The charity recently managed to close their ninth dog meat farm, while over 1,000 dogs have so far been rescued and sent to loving homes in the US, Canada and the UK.

Lola said: "We're fighting a huge industry, but for me every individual animal that's rescued is a huge victory. Every time a dog leaves a meat farm or market, and you know that the dog is going to be safe and happy, it feels that we've done something amazing.

"It's also a great feeling when we persuade a dog meat farmer to close. After years of meeting with them, there isn't one who won't tell you they want to leave the industry, because the profession brings a lot of societal and family shame.

"Many of them tell us, I'll leave the trade tomorrow if you help me. But they don't want to lose their livelihoods."

One of Lola's dogs, Django, is considered a 'meat dog' breed in Korea and was rescued from a dog meat farm. She said: "We are trying hard to show that all dogs are the same, that it’s ridiculous to say that some dogs shouldn't be eaten and others can.

"So Django has become our special ambassador for the cause, so people can see that he is just the same as any other dog and should be loved and cared for."
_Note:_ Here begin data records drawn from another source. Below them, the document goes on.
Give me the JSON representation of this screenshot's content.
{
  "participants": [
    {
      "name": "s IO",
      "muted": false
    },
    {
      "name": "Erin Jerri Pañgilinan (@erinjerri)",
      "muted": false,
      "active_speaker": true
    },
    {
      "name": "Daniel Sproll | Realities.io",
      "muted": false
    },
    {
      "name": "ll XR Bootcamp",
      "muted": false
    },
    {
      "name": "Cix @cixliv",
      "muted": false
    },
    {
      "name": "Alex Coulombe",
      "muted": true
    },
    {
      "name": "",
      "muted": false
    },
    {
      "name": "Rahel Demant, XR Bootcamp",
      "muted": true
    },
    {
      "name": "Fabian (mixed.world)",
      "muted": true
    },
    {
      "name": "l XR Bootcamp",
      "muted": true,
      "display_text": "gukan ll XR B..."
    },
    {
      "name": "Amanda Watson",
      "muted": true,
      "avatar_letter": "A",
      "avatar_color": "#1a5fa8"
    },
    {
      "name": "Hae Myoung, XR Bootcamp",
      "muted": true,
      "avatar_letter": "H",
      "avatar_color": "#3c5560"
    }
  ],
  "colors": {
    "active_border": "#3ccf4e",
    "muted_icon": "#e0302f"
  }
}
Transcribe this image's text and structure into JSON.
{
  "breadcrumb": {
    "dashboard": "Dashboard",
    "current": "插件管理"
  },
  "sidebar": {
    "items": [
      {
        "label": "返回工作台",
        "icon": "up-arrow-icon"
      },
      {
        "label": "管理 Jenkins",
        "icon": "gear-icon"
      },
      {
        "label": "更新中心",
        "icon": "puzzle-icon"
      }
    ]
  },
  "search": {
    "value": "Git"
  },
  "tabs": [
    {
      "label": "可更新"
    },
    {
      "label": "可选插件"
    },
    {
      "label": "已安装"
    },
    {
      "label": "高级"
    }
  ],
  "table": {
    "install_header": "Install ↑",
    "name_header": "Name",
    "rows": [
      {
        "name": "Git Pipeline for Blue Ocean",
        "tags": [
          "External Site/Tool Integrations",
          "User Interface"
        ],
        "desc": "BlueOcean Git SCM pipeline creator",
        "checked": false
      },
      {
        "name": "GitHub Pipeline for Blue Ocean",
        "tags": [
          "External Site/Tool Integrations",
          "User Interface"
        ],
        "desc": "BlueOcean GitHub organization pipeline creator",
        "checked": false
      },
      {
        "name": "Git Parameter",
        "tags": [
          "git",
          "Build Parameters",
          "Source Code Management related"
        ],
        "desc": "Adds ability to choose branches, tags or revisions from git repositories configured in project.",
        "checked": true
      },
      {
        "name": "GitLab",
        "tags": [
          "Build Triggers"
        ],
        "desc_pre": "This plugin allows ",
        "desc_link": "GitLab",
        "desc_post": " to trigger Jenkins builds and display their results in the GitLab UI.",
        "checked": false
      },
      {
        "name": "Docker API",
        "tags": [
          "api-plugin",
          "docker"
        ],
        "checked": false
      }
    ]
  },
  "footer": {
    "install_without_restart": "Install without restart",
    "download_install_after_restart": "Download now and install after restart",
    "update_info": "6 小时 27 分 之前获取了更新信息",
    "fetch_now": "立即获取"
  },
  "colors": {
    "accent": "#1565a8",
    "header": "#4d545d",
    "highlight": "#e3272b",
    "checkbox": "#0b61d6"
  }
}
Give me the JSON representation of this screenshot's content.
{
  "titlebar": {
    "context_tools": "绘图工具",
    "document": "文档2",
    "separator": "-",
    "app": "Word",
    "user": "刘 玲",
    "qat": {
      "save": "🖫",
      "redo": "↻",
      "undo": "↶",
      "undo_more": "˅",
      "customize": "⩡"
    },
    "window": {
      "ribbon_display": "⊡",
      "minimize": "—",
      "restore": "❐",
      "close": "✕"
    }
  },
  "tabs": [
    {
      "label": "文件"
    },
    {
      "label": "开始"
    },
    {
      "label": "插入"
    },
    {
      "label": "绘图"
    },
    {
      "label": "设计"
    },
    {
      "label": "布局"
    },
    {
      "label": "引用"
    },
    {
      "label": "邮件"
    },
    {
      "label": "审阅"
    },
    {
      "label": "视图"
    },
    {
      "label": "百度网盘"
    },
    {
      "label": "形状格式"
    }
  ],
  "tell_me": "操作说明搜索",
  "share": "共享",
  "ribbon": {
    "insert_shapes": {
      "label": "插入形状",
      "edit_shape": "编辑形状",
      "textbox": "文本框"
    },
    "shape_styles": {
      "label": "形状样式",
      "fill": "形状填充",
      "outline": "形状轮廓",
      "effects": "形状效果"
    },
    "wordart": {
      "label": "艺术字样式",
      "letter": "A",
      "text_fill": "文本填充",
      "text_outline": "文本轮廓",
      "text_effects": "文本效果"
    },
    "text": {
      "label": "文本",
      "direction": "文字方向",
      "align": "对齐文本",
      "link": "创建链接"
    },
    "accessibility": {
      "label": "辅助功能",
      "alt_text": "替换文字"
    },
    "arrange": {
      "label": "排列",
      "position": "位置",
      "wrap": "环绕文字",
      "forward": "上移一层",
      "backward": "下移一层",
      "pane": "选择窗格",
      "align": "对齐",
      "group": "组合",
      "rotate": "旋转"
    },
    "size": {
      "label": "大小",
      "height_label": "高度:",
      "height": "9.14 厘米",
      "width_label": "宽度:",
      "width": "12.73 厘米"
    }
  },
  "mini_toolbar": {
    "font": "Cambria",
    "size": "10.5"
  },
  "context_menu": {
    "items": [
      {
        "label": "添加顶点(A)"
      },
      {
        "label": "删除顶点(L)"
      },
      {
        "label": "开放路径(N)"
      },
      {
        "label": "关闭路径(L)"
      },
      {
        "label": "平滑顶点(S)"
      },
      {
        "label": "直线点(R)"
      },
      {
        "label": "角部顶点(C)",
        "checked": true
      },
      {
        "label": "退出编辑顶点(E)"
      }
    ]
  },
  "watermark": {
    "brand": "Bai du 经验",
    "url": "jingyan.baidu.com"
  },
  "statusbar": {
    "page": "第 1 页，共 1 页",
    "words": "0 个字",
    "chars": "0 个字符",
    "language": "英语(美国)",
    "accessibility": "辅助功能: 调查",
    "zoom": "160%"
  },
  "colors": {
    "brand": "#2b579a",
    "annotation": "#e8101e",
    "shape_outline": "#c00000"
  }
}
Lola also set up Change for Animals in 2012 with "a burning desire for the suffering of millions of dogs caught up in the meat trade to end".

As well as rescuing dogs and campaigning to bring an end to the practice, the organisation also works with dog meat farmers to help those who express the desire to leave the industry.

Lola next hopes to focus on the dog meat trade in Indonesia, where she lives. She said: "It's one of the most abhorrent trades you can imagine. As I've made this country my home it's hard for me to not try to change this."

Lola said receiving an Animal Heroes award is a "huge privilege". She said: "I work with animal heroes all the time, I meet some of the most passionate, dedicated and smart people. None of us do what we do for an award, but I feel honoured and I feel it's an award that I will collect on behalf of a whole team of people."